From Brain Teasers to Outline
1. Use brain teasers with built-in outlines
Classification, comparison, contrast, alternate viewpoints, and asking questions create a structure by their nature. You may have to consolidate or rearrange a bit, but they point you toward a narrow thesis and an outline. For example, if you do classification brain teaser on “Death,” you may classify different ways people behave while dying.
Calm—death is natural, a part of life
Begging forgiveness—to make up for wrongs
Humor—playing a joke
Religious—death leads to afterlife
This is already an outline. You only need to make a thesis assertion and find examples to illustrate each heading, and you are ready to write.
However, one danger of using brain teasers with built-in outlines is falling into a cookie-cutter approach: stamping out outlines without thinking of your message first.
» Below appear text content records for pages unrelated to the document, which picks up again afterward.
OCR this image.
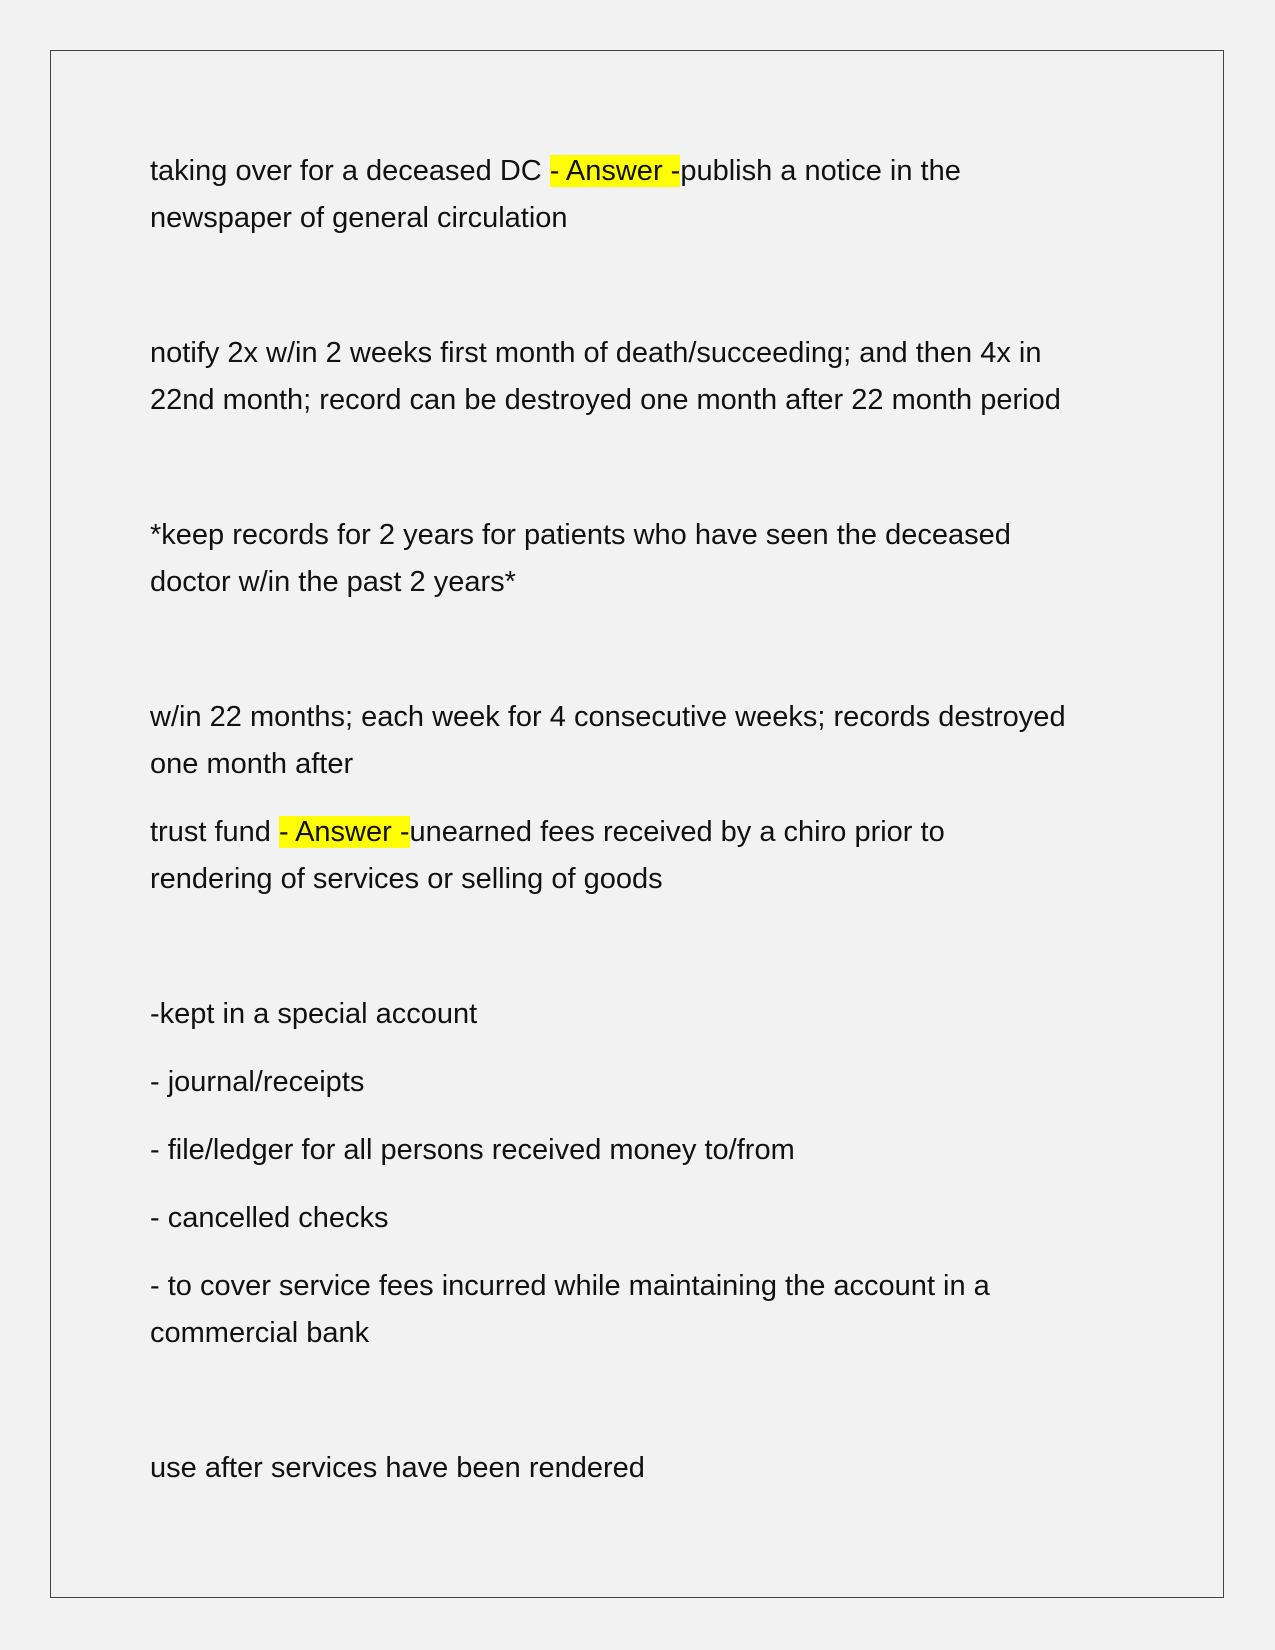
taking over for a deceased DC - Answer -publish a notice in the
newspaper of general circulation
notify 2x w/in 2 weeks first month of death/succeeding; and then 4x in
22nd month; record can be destroyed one month after 22 month period
*keep records for 2 years for patients who have seen the deceased
doctor w/in the past 2 years*
w/in 22 months; each week for 4 consecutive weeks; records destroyed
one month after
trust fund - Answer -unearned fees received by a chiro prior to
rendering of services or selling of goods
-kept in a special account
- journal/receipts
- file/ledger for all persons received money to/from
- cancelled checks
- to cover service fees incurred while maintaining the account in a
commercial bank
use after services have been rendered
2. Make a bullet summary from your brain teasers or freewriting
A “bullet” is a little dash, star, or box. Read through your brain teasers or freewriting, and on a separate sheet of paper, write the highlights in list form, starting each one with a bullet. Imagine that your notes are a lecture from which you are trying to pick out the key points for a test. These should be ideas, not details—for they are your potential outline headings and should summarize other items. If you end up with more than four or five headings for a short paper, try combining some. Les than three headings means you may need another idea or two.
3. Use clustering or do a visual diagram.
Write your general topic in the center of a clean page and then draw lines out, like radiating spokes from a wheel hub, to related ideas. It stimulates ideas (as brain teaser does) yet keeps the key topic at the center of focus. Each item must connect to another by a line—either to the central topic or to any radiating headings. Go through your brain teaser lists and assign each item a place on the cluster sheet. Try connecting each item to headings first. If it does belong, connect it with a line to the main topic. When done, you’ll have a visual representation of your ideas—where you have most ideas, what fits what.
Your last step is to decide what order the outline headings should follow. Don’t worry about the order of details. You can always re arrange them to come up with the most creative idea.